According to Prévost, the réveillon began to change in the 1960s and ’70s following the Quiet Revolution, when church attendance declined dramatically and Christmas came to be seen as a more secular, commercial holiday. It was around this time that people started to exchange gifts as part of the celebrations.
Réveillon also became a Christmas Eve celebration rather than one that took place after midnight. I saw this change in my own family: my parents, aunts, and uncles weren’t farmers or labourers like many of their ancestors, but university-educated professionals and office workers. In this nine-to-five world, staying up until 5 a.m. and disrupting kids’ sleep schedules made less sense. By the time I was a teenager, the family gathering would start around 9 p.m. on Dec. 24, and all was said and done sometime between 1 a.m. and 3 a.m. — still late, but hardly an all-nighter. And there was no dancing or singing; chatting and watching TV were the main activities.
“Today, there are almost no midnight masses,” Prévost says. “We went from services at midnight to masses at 11 p.m., 10 p.m., 9 p.m. — and now I see there are ‘midnight masses’ scheduled for 6 p.m.” (I’ve attended Christmas mass as early as 4 p.m. on Dec. 24.)

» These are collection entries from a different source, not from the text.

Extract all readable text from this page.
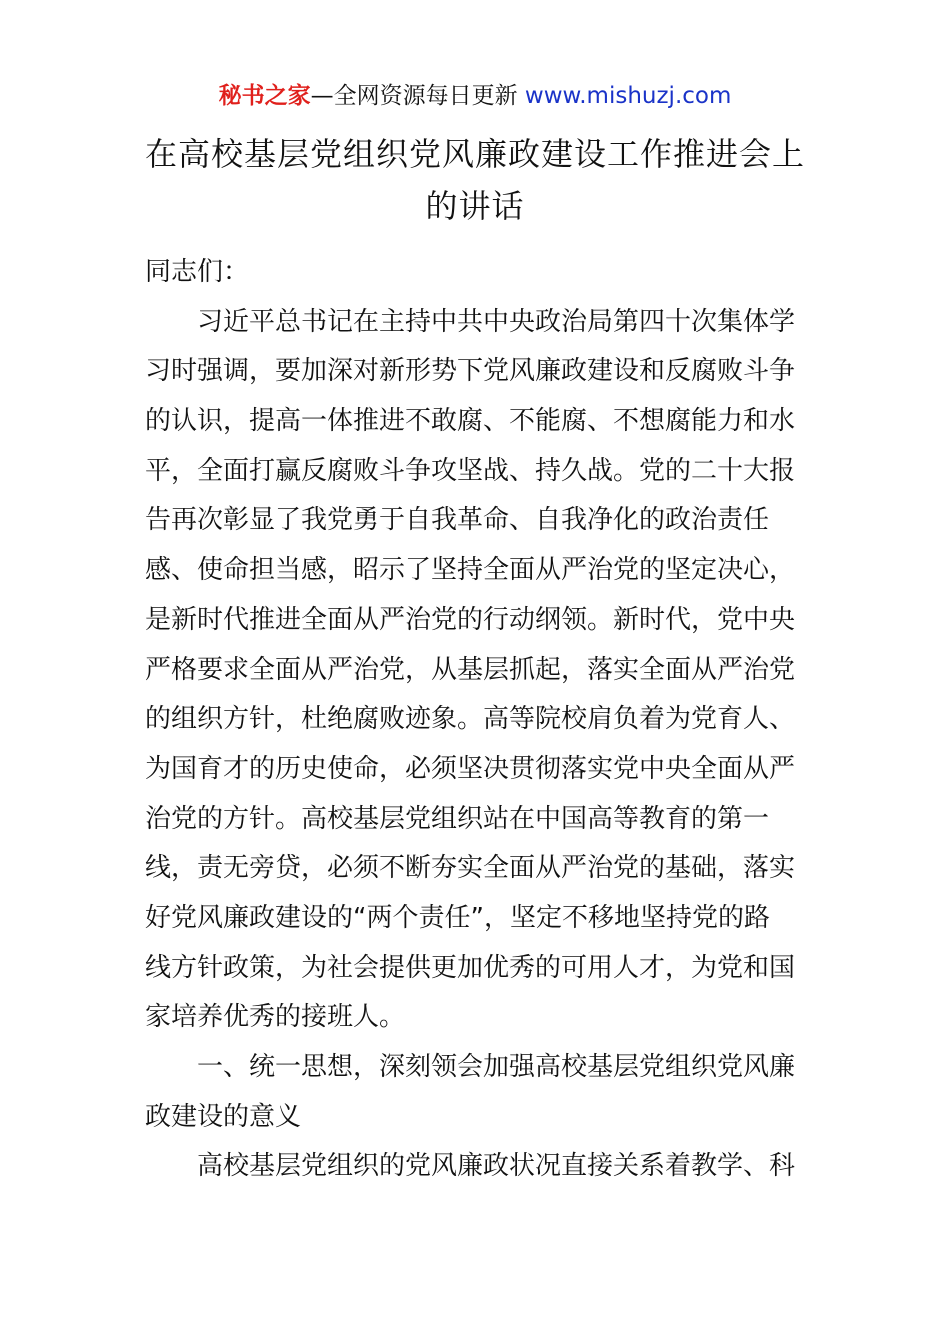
秘书之家—全网资源每日更新 www.mishuzj.com
在高校基层党组织党风廉政建设工作推进会上
的讲话
同志们：
习近平总书记在主持中共中央政治局第四十次集体学
习时强调，要加深对新形势下党风廉政建设和反腐败斗争
的认识，提高一体推进不敢腐、不能腐、不想腐能力和水
平，全面打赢反腐败斗争攻坚战、持久战。党的二十大报
告再次彰显了我党勇于自我革命、自我净化的政治责任
感、使命担当感，昭示了坚持全面从严治党的坚定决心，
是新时代推进全面从严治党的行动纲领。新时代，党中央
严格要求全面从严治党，从基层抓起，落实全面从严治党
的组织方针，杜绝腐败迹象。高等院校肩负着为党育人、
为国育才的历史使命，必须坚决贯彻落实党中央全面从严
治党的方针。高校基层党组织站在中国高等教育的第一
线，责无旁贷，必须不断夯实全面从严治党的基础，落实
好党风廉政建设的“两个责任”，坚定不移地坚持党的路
线方针政策，为社会提供更加优秀的可用人才，为党和国
家培养优秀的接班人。
一、统一思想，深刻领会加强高校基层党组织党风廉
政建设的意义
高校基层党组织的党风廉政状况直接关系着教学、科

In my own family, my grandparents were the glue that held the réveillon together. As long as they were around, the whole clan, about 25 of us in total, would cram into a single room to take part in the late-night feast. But my grandfather died, aged 95, in 2013. My grandmother is still with us, but requires near-constant care and is no longer able to enjoy family gatherings as much as she used to. Last year, for the first time, my parents held réveillon for me, my siblings, and our spouses only. We had the same foods and stayed up late, just like always. But it was different. Our connection to the era when the réveillon first emerged has become that much more tenuous — although I’m certain the tradition will continue to be an important part of my family’s Christmas celebrations.
“The réveillon that started late at night and went all night, where folks danced and sang and drank — that’s mostly ended. There are surely some exceptions," Prévost says. “But it’s a tradition that is undoubtedly disappearing.”